Antwort auf Einwand 1: Wie oben gesagt wurde (I-II, Quaestio 100, Artikel 10), als wir die Gebote behandelten, fällt der Modus der Liebe nicht unter jene Gebote, die sich auf die anderen Tugendakte beziehen: Zum Beispiel schreibt dieses Gebot „Ehre deinen Vater und deine Mutter“ nicht vor, dass dies aus Liebe geschehen soll. Der Akt der Liebe fällt jedoch unter besondere Gebote.

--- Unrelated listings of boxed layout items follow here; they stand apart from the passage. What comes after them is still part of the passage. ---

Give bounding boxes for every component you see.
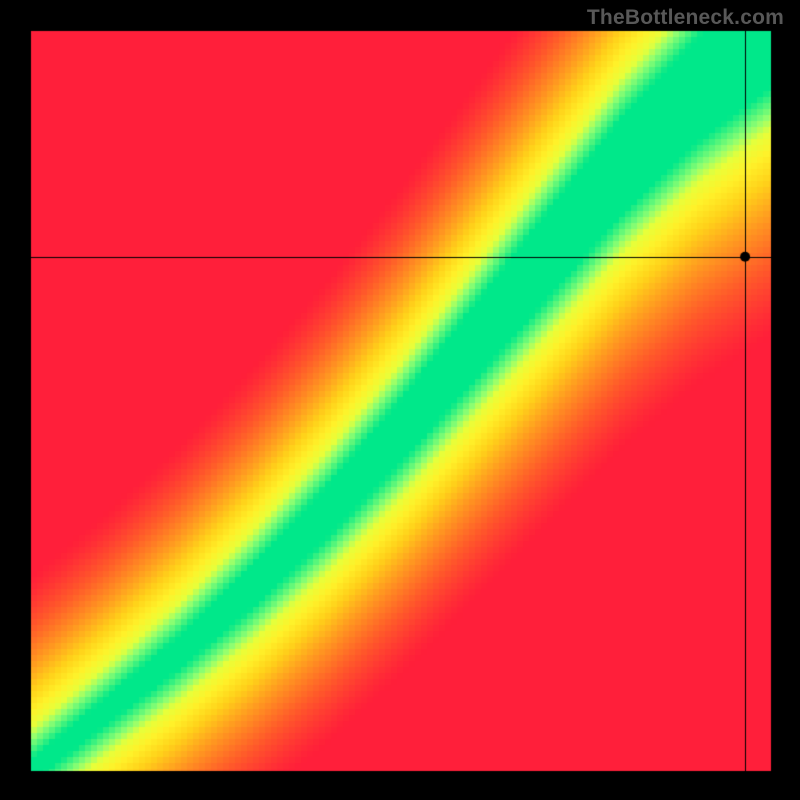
- heatmap-canvas: [0, 0, 800, 800]
- chart-container: TheBottleneck.com: [0, 0, 800, 800]
- watermark: TheBottleneck.com: [587, 6, 784, 30]
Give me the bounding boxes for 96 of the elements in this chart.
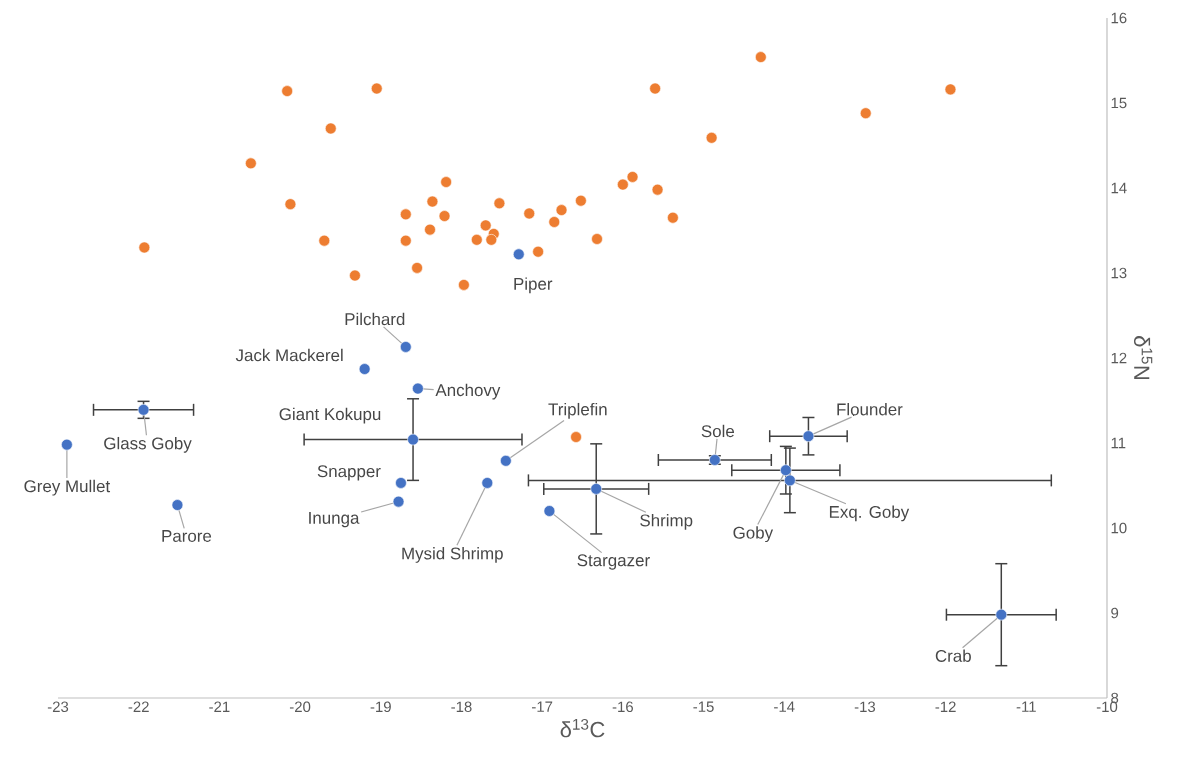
point (493, 197, 506, 210)
point (349, 269, 361, 282)
point (575, 194, 587, 207)
point (500, 455, 512, 467)
annotation: Crab (935, 649, 971, 662)
annotation: Parore (162, 530, 212, 542)
x-tick-label: -22 (128, 701, 149, 712)
point (780, 464, 792, 476)
y-axis-title: δ$^{15}$N (1133, 336, 1153, 379)
annotation: Exq. Goby (829, 505, 910, 522)
annotation: Grey Mullet (24, 479, 111, 496)
x-tick-label: -15 (693, 701, 714, 712)
x-tick-label: -11 (1016, 701, 1036, 712)
annotation: Goby (733, 526, 774, 543)
point (591, 233, 603, 245)
point (649, 82, 661, 95)
point (626, 171, 639, 183)
point (399, 341, 412, 353)
x-tick-label: -23 (47, 701, 69, 713)
point (481, 477, 494, 489)
annotation: Mysid Shrimp (402, 547, 503, 563)
point (412, 382, 424, 395)
point (512, 248, 525, 261)
point (755, 51, 767, 63)
point (784, 474, 796, 487)
point (171, 499, 184, 511)
point (407, 433, 419, 446)
y-tick-label: 12 (1111, 352, 1127, 364)
point (471, 234, 483, 246)
point (399, 234, 412, 247)
point (318, 234, 331, 247)
annotation: Piper (514, 277, 553, 294)
point (532, 245, 544, 258)
x-tick-label: -12 (935, 701, 956, 712)
point (438, 210, 451, 222)
point (137, 404, 150, 416)
point (523, 207, 536, 220)
point (570, 431, 582, 443)
point (395, 477, 407, 489)
annotation: Giant Kokupu (279, 407, 381, 424)
point (281, 85, 293, 97)
x-tick-label: -13 (854, 701, 876, 713)
x-axis-title: δ$^{13}$C (560, 718, 605, 738)
x-tick-label: -14 (774, 701, 795, 712)
point (548, 216, 561, 228)
x-tick-label: -21 (209, 701, 230, 712)
y-tick-label: 13 (1111, 267, 1127, 279)
point (802, 430, 815, 442)
point (324, 122, 337, 135)
point (426, 195, 439, 208)
point (667, 211, 679, 224)
y-tick-label: 11 (1111, 437, 1126, 449)
y-tick-label: 15 (1111, 97, 1127, 109)
point (617, 178, 629, 191)
point (440, 176, 452, 188)
point (651, 183, 664, 196)
annotation: Pilchard (345, 312, 405, 326)
x-tick-label: -20 (289, 701, 311, 713)
point (411, 262, 423, 274)
annotation: Stargazer (577, 554, 650, 570)
annotation: Snapper (317, 465, 381, 481)
point (399, 208, 412, 221)
x-tick-label: -17 (532, 701, 553, 712)
y-tick-label: 9 (1111, 607, 1119, 619)
y-tick-label: 14 (1111, 182, 1127, 194)
y-tick-label: 16 (1111, 12, 1127, 24)
annotation: Jack Mackerel (235, 348, 343, 362)
point (358, 363, 371, 375)
x-tick-label: -16 (612, 701, 633, 713)
annotation: Triplefin (548, 402, 607, 419)
annotation: Flounder (837, 402, 903, 416)
x-tick-label: -18 (451, 701, 472, 713)
annotation: Inunga (309, 512, 360, 528)
point (485, 234, 498, 246)
point (370, 82, 383, 95)
point (479, 219, 492, 232)
annotation: Anchovy (435, 383, 501, 400)
x-tick-label: -19 (370, 701, 391, 713)
point (245, 157, 257, 170)
point (543, 505, 556, 517)
annotation: Glass Goby (104, 436, 192, 453)
point (284, 198, 297, 210)
point (590, 483, 603, 495)
annotation: Shrimp (640, 514, 693, 530)
point (392, 495, 405, 508)
point (61, 438, 73, 451)
point (458, 279, 470, 291)
y-tick-label: 10 (1111, 522, 1127, 534)
point (944, 83, 957, 96)
annotation: Sole (701, 424, 735, 438)
point (705, 132, 718, 144)
point (995, 608, 1008, 621)
point (424, 223, 436, 236)
point (555, 204, 568, 216)
point (859, 107, 872, 119)
point (138, 241, 151, 254)
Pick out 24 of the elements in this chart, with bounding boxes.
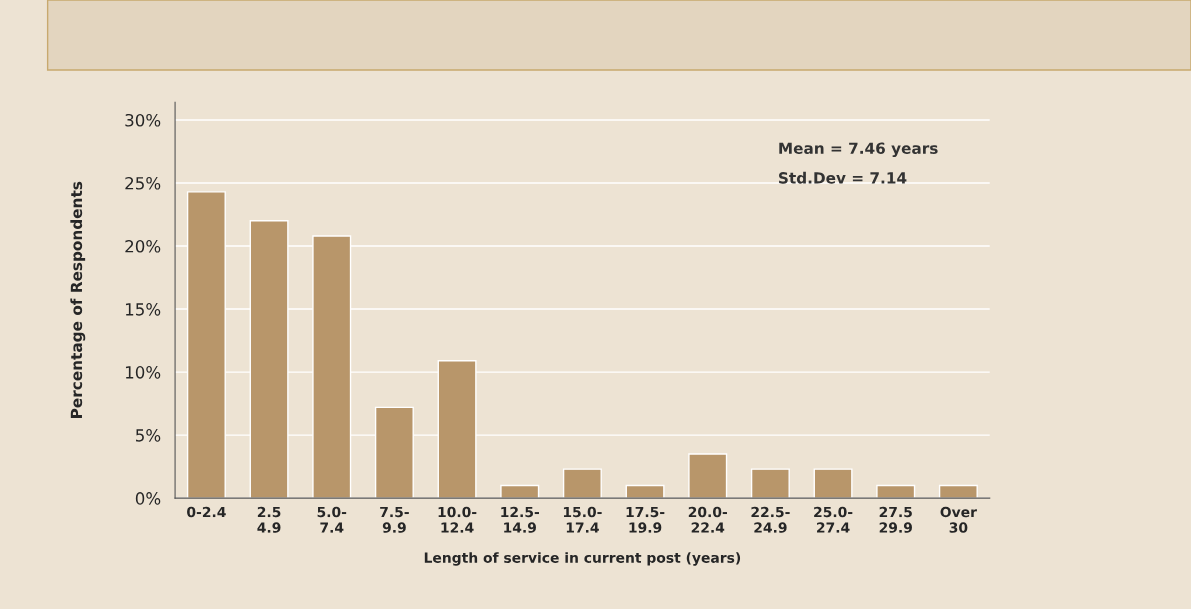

Antwort auf Einwand 2: Die Verpflichtung eines Gebotes steht der Freiheit nicht entgegen, außer bei demjenigen, dessen Sinn von dem abgewandt ist, was vorgeschrieben wird, wie man bei denen sehen kann, die die Gebote allein aus Furcht halten. Aber das Gebot der Liebe kann nur aus eigenem Willen erfüllt werden, weshalb es der Liebe nicht entgegensteht.
Antwort auf Einwand 3: Alle Gebote des Dekalogs sind auf die Liebe zu Gott und zum Nächsten hingeordnet: und deshalb mussten die Gebote der Liebe nicht unter den Geboten des Dekalogs aufgezählt werden, da sie in allen von ihnen enthalten sind.